On July 27, 2018, I get an email from a doctor—an early career physician—who writes to thank me for writing a recent article on suicide in medical students and residents.2 She is writing a memoir about her personal struggles in training. She is grateful and effusive about various themes in my piece. She doesn’t use the actual word “kind” or “kindness” but her kindness leaps from her email. We are scheduled to talk later this week. I want to support her in her mission to get her book out there and help those who are following in her footsteps.

Finally, and serendipitously, riding to work this morning on the subway I read an essay in the Book Review of the Sunday New York Times, written by the novelist Richard Russo.3 It is a thought­-provoking piece on a different subject than physician health but it is the ending that I conclude with here: “How kind that was. Kindness and moral imagination. We must put our trust in these. And in the fact that they never go completely out of fashion.”3

References

1. Make the difference: preventing medical trainee suicide.  https://www.youtube.com/watch?v=I9GRxF9qEBA. Published December 1, 2016. Accessed August 9, 2018.

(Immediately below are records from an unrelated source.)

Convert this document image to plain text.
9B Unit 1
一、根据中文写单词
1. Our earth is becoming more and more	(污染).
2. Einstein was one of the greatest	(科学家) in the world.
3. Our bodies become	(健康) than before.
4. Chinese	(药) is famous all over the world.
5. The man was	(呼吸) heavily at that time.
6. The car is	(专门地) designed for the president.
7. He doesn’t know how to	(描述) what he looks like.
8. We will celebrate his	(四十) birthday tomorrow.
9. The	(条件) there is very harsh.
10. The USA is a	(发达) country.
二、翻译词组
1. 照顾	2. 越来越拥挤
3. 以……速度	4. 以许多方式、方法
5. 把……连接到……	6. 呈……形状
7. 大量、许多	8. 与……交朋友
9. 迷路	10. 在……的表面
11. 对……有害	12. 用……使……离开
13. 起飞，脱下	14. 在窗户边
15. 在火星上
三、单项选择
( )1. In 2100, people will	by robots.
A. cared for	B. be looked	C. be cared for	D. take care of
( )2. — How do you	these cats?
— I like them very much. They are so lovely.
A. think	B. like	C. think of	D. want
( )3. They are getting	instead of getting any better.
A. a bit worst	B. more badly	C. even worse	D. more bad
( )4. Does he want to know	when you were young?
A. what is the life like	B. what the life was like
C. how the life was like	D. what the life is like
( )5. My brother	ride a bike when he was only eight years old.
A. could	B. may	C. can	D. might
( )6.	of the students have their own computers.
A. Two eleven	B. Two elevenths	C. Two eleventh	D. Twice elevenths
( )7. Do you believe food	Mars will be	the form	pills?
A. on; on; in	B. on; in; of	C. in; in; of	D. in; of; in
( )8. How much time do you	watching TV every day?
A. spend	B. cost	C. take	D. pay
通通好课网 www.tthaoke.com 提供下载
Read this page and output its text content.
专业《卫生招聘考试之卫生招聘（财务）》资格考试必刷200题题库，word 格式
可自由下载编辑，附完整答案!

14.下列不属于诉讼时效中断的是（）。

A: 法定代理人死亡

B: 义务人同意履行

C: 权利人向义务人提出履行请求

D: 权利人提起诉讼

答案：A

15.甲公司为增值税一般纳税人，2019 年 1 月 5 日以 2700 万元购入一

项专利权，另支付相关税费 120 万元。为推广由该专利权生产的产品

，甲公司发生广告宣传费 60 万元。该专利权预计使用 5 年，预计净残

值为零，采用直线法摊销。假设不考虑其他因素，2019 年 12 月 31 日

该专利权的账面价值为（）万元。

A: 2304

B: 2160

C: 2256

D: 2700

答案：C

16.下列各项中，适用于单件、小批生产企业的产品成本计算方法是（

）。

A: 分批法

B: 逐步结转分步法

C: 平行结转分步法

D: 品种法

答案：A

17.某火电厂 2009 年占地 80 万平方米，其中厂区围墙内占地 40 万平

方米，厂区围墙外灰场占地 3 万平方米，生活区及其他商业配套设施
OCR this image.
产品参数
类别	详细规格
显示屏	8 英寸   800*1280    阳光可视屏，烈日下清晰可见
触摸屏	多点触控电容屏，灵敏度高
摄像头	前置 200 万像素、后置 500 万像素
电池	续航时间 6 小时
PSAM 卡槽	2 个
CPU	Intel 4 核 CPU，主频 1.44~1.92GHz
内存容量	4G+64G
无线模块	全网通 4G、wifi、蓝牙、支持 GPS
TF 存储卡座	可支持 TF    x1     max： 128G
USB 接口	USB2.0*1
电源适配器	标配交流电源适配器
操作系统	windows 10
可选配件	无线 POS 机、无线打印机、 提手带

2. Myers MF. Two more and counting: suicide in medical trainees. Clinical Psychiatry News. June 2018:8.

3. Russo R. When a novelist writes about a school shooting, tough questions arise. The New York Times Sunday Book Review. July 29, 2018:20.

Dr. Myers is Professor of Clinical Psychiatry and immediate past Vice-Chair of Education and Director of Training in the Department of Psychiatry & Behavioral Sciences at SUNY-Downstate Medical Center in Brooklyn, NY. He is the author of 8 books, the most recent of which are "Why Physicians Die by Suicide: Lessons Learned from Their Families and Others Who Cared" and “The Physician as Patient: A Clinical Handbook for Mental Health Professionals” (with Glen Gabbard, MD). He is a specialist in physician health and has written extensively on that subject. Currently, Dr. Myers serves on the Advisory Board to the Committee for Physician Health of the Medical Society of the State of New York. He is a recent past president (and emeritus board member) of the New York City Chapter of the American Foundation for Suicide Prevention.

The views expressed on this blog are solely those of the blog post author and do not necessarily reflect the views of Psych Congress Network or other Psych Congress Network authors. Blog entries are not medical advice.